I had to take off about another 40 thousands of inch on the thickness of these little half moon shape spacers.  I had done some hand filing but was getting crooked on them (and tired) and they needed to be fairly accurate.

I couldn't figure out any other way to hold them to skim off some material with the mill.  








View attachment 11826











View attachment 11826


There was an existing 3/16 hole in the pieces already and I used loctite to hold a small piece of rod in the hole which I could then clamp onto with the vise.

Pictures will explain what I did better.

I knew it was risky but didn't figure I would ruin anything other than the part if it didn't work.  It worked like a charm. I took only maximum 10 thou cut at a time cuz I was scared to bugger it all up.  I think the reason it worked is because pretty much all the pressure was down ward across the face of the piece evenly. 
The part is for a moving cocking mechanism on an air rifle.


----------



## RobinHood (Nov 23, 2020)

Good solution to your problem. You basically ended up with your vise jaws acting as a V-block to support the half cylinder. The rod was the fixturing device.

Another way items like that can be made is with “machining allowance stock”. In this case using square stock and turning the cylinder while leaving the ends square. You can split the whole thing and still be left with the square ends to hold in your vise for second op machining.

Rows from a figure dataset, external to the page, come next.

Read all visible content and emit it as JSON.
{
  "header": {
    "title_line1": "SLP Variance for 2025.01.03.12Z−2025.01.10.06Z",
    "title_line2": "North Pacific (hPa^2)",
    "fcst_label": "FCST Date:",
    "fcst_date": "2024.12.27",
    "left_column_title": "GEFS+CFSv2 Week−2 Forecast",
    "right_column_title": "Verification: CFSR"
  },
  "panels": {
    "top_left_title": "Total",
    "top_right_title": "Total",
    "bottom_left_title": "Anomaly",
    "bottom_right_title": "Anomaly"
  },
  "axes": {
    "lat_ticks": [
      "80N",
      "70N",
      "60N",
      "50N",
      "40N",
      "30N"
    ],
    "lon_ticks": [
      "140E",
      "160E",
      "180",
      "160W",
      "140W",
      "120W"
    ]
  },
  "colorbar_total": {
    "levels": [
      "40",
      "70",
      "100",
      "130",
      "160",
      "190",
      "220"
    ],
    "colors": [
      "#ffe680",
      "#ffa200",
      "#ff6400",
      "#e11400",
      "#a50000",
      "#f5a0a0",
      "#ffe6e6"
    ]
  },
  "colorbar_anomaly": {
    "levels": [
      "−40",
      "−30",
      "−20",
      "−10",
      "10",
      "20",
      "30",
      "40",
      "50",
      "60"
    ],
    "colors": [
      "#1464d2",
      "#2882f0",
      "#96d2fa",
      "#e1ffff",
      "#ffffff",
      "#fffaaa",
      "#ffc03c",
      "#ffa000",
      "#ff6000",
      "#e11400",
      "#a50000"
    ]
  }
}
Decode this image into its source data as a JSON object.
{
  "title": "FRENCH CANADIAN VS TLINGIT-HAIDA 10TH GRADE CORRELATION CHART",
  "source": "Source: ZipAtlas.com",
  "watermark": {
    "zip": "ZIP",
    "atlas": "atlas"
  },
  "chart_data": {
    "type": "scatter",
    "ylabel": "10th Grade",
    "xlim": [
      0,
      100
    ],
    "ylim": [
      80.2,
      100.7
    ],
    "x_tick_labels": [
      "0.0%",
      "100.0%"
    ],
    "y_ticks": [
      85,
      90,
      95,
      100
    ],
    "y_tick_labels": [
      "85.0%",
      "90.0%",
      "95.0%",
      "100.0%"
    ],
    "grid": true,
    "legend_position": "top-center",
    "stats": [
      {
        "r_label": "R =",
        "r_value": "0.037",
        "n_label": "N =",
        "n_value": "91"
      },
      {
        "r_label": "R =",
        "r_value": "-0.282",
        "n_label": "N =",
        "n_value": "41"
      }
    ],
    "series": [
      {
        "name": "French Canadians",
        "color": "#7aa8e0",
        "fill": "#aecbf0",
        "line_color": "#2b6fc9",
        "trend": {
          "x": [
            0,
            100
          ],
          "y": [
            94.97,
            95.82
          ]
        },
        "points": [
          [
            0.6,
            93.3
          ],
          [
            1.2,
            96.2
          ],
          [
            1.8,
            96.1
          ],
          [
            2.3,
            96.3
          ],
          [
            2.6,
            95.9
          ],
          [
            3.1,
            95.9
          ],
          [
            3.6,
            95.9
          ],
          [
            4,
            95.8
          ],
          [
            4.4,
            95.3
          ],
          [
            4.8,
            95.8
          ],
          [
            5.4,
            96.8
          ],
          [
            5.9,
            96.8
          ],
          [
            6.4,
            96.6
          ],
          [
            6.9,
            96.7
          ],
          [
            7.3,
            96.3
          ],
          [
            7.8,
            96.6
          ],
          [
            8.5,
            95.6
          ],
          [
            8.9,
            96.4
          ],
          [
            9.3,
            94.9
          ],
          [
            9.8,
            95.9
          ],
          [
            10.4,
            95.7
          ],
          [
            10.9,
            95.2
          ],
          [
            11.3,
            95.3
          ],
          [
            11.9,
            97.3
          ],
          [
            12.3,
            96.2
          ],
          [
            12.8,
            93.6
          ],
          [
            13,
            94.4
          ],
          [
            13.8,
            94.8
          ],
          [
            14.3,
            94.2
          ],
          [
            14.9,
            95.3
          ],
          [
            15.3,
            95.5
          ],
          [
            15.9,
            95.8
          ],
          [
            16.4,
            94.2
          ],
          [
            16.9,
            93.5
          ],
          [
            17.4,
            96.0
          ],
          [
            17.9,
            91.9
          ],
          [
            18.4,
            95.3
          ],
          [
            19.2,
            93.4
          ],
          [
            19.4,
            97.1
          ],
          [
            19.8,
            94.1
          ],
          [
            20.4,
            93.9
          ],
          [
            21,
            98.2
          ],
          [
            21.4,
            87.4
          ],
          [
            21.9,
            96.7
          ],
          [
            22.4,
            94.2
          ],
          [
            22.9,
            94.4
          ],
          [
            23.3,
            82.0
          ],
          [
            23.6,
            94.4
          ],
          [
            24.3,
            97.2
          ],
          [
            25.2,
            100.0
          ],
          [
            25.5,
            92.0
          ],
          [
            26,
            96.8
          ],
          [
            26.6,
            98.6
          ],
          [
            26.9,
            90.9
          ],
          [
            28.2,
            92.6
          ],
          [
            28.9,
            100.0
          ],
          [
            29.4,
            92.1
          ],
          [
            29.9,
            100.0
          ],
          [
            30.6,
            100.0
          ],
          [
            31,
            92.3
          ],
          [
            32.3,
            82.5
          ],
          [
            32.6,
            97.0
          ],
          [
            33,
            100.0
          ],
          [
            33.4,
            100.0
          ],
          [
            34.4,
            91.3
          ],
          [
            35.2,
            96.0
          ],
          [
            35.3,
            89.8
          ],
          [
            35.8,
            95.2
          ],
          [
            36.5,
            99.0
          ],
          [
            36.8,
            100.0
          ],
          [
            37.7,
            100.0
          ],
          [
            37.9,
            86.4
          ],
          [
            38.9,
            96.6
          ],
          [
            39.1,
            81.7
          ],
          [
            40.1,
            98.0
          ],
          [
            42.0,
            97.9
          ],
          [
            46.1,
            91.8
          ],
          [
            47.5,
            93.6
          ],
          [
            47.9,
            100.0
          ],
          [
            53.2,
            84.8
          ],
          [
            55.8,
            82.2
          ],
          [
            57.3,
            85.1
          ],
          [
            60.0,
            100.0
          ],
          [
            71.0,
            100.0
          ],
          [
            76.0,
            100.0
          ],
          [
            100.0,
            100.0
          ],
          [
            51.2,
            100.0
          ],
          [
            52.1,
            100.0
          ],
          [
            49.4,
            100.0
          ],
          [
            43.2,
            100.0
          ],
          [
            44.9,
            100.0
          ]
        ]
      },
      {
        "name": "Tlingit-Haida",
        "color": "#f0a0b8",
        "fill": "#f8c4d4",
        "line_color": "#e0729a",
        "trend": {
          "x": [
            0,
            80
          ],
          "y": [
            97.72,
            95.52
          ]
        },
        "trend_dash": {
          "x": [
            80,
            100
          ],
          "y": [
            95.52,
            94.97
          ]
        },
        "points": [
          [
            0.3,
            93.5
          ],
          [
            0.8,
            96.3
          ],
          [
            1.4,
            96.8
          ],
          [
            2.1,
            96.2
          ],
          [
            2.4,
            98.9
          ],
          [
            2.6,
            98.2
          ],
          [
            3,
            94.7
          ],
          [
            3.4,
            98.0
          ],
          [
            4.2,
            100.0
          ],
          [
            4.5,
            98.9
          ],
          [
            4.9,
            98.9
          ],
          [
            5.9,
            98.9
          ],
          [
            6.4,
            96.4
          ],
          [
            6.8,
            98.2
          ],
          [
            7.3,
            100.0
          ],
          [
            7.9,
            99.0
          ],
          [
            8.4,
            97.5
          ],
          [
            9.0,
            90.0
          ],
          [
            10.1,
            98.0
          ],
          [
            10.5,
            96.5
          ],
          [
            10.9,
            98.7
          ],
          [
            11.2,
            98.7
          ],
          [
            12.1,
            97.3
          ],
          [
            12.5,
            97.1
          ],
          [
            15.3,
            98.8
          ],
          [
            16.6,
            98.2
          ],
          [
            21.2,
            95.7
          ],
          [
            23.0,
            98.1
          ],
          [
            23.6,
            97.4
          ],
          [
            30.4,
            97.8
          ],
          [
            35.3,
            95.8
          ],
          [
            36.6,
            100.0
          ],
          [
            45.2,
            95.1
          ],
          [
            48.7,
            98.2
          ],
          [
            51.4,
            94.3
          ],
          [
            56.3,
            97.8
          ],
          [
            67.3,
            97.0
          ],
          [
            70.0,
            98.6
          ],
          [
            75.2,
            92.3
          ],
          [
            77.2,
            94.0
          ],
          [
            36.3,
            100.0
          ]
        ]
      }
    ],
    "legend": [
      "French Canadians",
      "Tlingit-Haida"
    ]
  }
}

Once you have the required dimensions for your cylinder halves, just cut off the ends. The cylinder halves can easily be held in the vise for end machining.


----------



## DPittman (Nov 23, 2020)

RobinHood said:


> Good solution to your problem. You basically ended up with your vise jaws acting as a V-block to support the half cylinder. The rod was the fixturing device.
> 
> Another way items like that can be made is with “machining allowance stock”. In this case using square stock and turning the cylinder while leaving the ends square. You can split the whole thing and still be left with the square ends to hold in your vise for second op machining.
> 
> ...


Oh thank you for that suggestion, I would have never thought of that.  I better write that down cuz I'm forgetting more these days than I should be and I end up doing alot more unnecessary machining  and mistakes than I need to be because of it.


----------



## RobinHood (Nov 23, 2020)

You are welcome.

This principle works very well also for machining odd shapes that need to be held in various positions and set-ups; and long, flat tapers (ie making a new gib).


----------